Cravaack and Nolan fight for District 8

Republican U.S. Representative Chip Cravaack is trying to keep his seat in a historically left-leaning district.

Cravaack and Nolan fight for District 8

Brian Arola

Horticulture senior and Iron Range native Natalie Walker said her home district is distinctly Democrat-leaning.

History would agree with her. Before 2010, the area that is now the 8th Congressional District was held by Democrats for more than 60 years.

So it’s a change to see Republican Chip Cravaack representing the 8th District.

Now, Democratic challenger and former Congressman Rick Nolan is looking to take back the historically left-leaning district in a race that’s one of the most-watched in Minnesota.

The 8th District stretches from near North Branch to the Canadian border. It covers areas where timber, mining and tourism are major industries.

The race between Cravaack and Nolan is among the nation’s most competitive, said Tony Hill, assistant professor of political science at the University of Minnesota-Duluth.

“It’s really hard to remember a race in Minnesota that’s been contested as hotly as this 8th District race,” Hill said.

A flood of negative advertising and outside money coming in have also made it a particularly contentious election.

“You can’t turn on the TV in Duluth, even during entertainment programs, without seeing these constant ads,” Hill said. “We’re not used to seeing as many negative ads that are being run here.”

David Schultz, law professor at Hamline University, said the race has devolved into personal attacks lately.

“It’s a very nasty race that seems to be degenerating in the last week or so into less about what the policies are and more just simply all about personal accusations,” Schultz said.

Cravaack’s 2010 upset of long-term Democratic Rep.
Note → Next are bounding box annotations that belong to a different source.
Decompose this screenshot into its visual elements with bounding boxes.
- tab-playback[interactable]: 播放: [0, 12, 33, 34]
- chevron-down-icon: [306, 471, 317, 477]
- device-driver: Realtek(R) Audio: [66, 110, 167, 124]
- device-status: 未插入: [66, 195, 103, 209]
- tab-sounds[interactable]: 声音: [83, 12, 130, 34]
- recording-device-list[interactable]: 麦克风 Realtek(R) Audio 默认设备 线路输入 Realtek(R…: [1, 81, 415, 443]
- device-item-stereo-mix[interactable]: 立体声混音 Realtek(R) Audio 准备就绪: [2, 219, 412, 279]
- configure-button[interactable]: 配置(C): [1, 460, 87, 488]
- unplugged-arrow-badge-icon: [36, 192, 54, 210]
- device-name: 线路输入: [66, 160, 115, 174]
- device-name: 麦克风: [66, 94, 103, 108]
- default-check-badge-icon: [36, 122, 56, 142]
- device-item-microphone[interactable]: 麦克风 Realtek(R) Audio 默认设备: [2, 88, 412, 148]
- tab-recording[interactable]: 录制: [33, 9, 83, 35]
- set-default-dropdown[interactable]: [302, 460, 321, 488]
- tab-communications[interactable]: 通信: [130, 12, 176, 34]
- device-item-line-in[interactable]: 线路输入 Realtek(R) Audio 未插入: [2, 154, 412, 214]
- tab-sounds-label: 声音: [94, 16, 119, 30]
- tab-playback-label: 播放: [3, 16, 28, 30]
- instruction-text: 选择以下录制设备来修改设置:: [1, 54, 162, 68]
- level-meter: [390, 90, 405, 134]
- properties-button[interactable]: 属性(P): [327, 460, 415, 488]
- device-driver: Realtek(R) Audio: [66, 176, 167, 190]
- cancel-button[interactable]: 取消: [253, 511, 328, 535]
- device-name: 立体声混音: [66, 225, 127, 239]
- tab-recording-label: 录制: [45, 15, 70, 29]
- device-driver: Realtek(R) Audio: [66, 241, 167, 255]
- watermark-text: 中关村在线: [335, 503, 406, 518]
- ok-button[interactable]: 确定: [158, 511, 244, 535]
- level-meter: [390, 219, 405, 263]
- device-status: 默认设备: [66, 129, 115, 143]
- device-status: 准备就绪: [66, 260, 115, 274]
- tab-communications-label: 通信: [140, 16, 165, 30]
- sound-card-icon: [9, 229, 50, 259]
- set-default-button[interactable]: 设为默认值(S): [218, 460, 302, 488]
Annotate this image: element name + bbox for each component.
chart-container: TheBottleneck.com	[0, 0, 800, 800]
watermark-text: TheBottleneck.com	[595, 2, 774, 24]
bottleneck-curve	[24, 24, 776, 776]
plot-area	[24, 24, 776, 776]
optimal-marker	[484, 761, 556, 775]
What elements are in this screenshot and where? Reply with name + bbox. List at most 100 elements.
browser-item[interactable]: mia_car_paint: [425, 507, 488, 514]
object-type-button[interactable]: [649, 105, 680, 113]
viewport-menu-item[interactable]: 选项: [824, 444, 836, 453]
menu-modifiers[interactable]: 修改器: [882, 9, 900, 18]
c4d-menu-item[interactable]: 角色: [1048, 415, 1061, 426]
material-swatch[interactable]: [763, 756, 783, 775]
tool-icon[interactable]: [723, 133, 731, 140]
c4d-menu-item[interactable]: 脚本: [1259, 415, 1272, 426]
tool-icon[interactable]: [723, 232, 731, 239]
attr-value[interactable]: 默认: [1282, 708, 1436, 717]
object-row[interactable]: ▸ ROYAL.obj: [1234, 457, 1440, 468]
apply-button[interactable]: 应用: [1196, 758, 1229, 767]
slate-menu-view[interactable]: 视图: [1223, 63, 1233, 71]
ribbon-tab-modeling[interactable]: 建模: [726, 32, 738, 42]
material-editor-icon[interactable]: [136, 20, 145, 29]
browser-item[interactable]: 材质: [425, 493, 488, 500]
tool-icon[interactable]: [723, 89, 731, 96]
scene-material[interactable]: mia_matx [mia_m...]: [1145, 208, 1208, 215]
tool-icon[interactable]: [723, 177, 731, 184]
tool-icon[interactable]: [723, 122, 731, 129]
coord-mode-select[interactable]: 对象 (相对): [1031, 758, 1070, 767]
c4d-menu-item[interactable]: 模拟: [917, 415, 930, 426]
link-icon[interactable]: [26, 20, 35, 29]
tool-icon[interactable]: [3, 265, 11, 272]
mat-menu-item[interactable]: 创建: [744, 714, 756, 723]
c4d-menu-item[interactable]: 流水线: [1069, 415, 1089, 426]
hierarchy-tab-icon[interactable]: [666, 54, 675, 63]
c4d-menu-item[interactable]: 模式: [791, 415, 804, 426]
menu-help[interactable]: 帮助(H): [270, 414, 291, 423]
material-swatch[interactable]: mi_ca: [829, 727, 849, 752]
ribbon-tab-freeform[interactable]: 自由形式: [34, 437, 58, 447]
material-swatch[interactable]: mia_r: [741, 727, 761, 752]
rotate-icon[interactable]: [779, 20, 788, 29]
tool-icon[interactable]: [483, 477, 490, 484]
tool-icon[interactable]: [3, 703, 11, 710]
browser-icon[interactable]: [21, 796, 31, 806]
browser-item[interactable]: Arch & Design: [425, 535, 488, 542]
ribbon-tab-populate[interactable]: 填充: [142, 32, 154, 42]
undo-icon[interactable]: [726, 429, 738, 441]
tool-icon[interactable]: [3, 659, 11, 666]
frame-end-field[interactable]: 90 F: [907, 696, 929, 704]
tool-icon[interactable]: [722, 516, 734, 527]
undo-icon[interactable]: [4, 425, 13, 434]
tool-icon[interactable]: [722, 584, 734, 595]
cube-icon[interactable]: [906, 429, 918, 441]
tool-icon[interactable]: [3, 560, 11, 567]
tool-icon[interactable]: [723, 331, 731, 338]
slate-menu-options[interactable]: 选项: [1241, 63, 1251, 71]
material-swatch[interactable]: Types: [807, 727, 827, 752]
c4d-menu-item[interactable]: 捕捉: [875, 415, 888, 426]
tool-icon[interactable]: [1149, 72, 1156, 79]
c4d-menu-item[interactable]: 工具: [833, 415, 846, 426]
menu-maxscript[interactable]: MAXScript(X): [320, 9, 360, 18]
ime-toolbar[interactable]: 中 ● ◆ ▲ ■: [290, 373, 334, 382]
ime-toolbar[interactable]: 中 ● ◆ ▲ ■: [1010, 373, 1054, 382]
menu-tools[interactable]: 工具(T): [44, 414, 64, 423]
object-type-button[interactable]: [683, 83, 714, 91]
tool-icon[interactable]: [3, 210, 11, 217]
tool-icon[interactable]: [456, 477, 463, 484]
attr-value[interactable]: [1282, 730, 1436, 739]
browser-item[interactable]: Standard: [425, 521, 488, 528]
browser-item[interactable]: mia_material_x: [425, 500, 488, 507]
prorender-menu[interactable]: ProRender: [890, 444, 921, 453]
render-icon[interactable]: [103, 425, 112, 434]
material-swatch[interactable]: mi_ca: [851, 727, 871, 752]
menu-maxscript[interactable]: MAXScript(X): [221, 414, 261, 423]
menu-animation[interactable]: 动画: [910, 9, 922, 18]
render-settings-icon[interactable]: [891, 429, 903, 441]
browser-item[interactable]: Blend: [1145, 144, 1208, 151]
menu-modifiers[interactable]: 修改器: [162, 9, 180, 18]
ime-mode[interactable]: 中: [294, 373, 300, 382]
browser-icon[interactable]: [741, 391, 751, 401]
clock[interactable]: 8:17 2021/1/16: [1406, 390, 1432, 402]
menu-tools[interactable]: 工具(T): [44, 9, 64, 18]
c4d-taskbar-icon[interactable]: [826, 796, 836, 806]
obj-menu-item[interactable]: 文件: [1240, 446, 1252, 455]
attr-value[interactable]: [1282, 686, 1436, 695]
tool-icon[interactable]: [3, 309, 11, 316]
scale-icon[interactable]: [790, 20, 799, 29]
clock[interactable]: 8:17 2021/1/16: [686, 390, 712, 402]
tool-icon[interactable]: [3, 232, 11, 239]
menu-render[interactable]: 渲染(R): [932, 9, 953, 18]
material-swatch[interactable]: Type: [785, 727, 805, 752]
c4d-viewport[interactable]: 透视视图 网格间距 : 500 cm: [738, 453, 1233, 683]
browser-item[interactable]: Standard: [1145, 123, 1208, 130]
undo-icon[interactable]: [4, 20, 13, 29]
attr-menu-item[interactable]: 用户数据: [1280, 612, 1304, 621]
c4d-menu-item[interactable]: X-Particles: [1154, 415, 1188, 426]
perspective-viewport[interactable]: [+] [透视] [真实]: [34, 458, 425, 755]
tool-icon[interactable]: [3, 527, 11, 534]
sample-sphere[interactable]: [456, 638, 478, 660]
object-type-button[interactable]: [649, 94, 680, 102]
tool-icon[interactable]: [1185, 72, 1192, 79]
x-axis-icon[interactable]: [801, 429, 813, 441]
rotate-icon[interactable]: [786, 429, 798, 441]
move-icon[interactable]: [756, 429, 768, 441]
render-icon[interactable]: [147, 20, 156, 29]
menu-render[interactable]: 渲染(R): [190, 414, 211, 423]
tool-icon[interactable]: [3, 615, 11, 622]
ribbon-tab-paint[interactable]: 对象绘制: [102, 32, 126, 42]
Jim Oberstar could mean a tide change in the district, Schultz said.

“Democrats think that it was a fluke that Cravaack won, and Republicans want to prove that this district has shifted,” he said, adding that this election will be an indicator of whether it has.

“Within the state of Minnesota, this is symbolic about perhaps a change in how the Iron Range is being viewed,” Schultz said.

Though aware of her district’s liberal leanings, Walker said she tends to side Republican on social issues.

The Britt, Minn., native said she isn’t sure if Cravaack has her vote yet, but will be absentee voting in the district.

Finance senior Joseph Sabroski said his hometown of Duluth has always been left-leaning and was surprised Cravaack won in 2010.

Sabroski doesn’t identify as a Democrat or Republican, but said he’ll be voting for Nolan because he’s against increases to military spending.

Cravaack

Cravaack finds himself in a tight battle for his first re-election bid.

Cravaack served in the U.S. Navy as a helicopter pilot and came to Minnesota while working as a pilot for Northwest Airlines.

After repeated attempts, Cravaack could not be reached for comment for this article.

The first-term congressman sits on the Transportation and Infrastructure Committee in the U.S. House of Representatives.

Schultz said Cravaack has done what he’s needed to do in his first term in office.

“He’s definitely done the things that you need to as a first-term congressman to get yourself established with your constituents,” he said. “That is, to speak out on behalf of northeastern Minnesota.”

Hill said Cravaack has held town halls frequently in order to keep in contact with constituents and said his incumbency is valuable in a historically left-leaning district.

“If Cravaack weren’t the incumbent, you’d say he’d have very little chance of winning this district,” he said.

In 2010, Cravaack was successful in showing that Oberstar was out of touch with the district, Schultz said, but Nolan has accused Cravaack of being hypocritical because he owns a home in New Hampshire.

Cravaack’s wife works on the East Coast, and he said the family moved there so his son, who has autism, could spend more time with her, according to the Star Tribune.

Cravaack has campaigned on a platform focused on cutting the federal government’s spending.

Nolan

It’s rare for a challenger to have more experience than the incumbent, but that’s the case in the 8th District.

Rick Nolan represented Minnesota in the U.S. House from 1975 to 1981 before taking a 30-year hiatus from politics. He said he jumped back into the ring because he feels he can give back to the country and the state.

“The reason why I’m running is because the country has been good to me and my generation,” he said. “I feel a sense of obligation to step up and pay something back.”

Hill said Nolan’s experience makes him anything but your typical challenger.

“[His past experience] has given Nolan a lot more credibility than he’d have if he was just a typical sacrificial lamb going up against an incumbent,” he said.

Nolan’s unique situation as a former representative means if he is elected, he’ll have more seniority in the Congress than Cravaack would.

Nolan said Cravaack’s support for Republican vice-presidential candidate Paul Ryan’s budget plan is what sets him most apart from his opponent.

“The Ryan budget at its core is about making the rich richer in the belief that enough of that wealth will trickle down to the rest of us,” he said. “I reject that notion. That’s what got us into the financial trouble we’re in.”

Nolan said the connection he has to the area can give him a leg up in representing the district.

“I was born there, raised there, raised my family there … and I fully intend to be buried there.”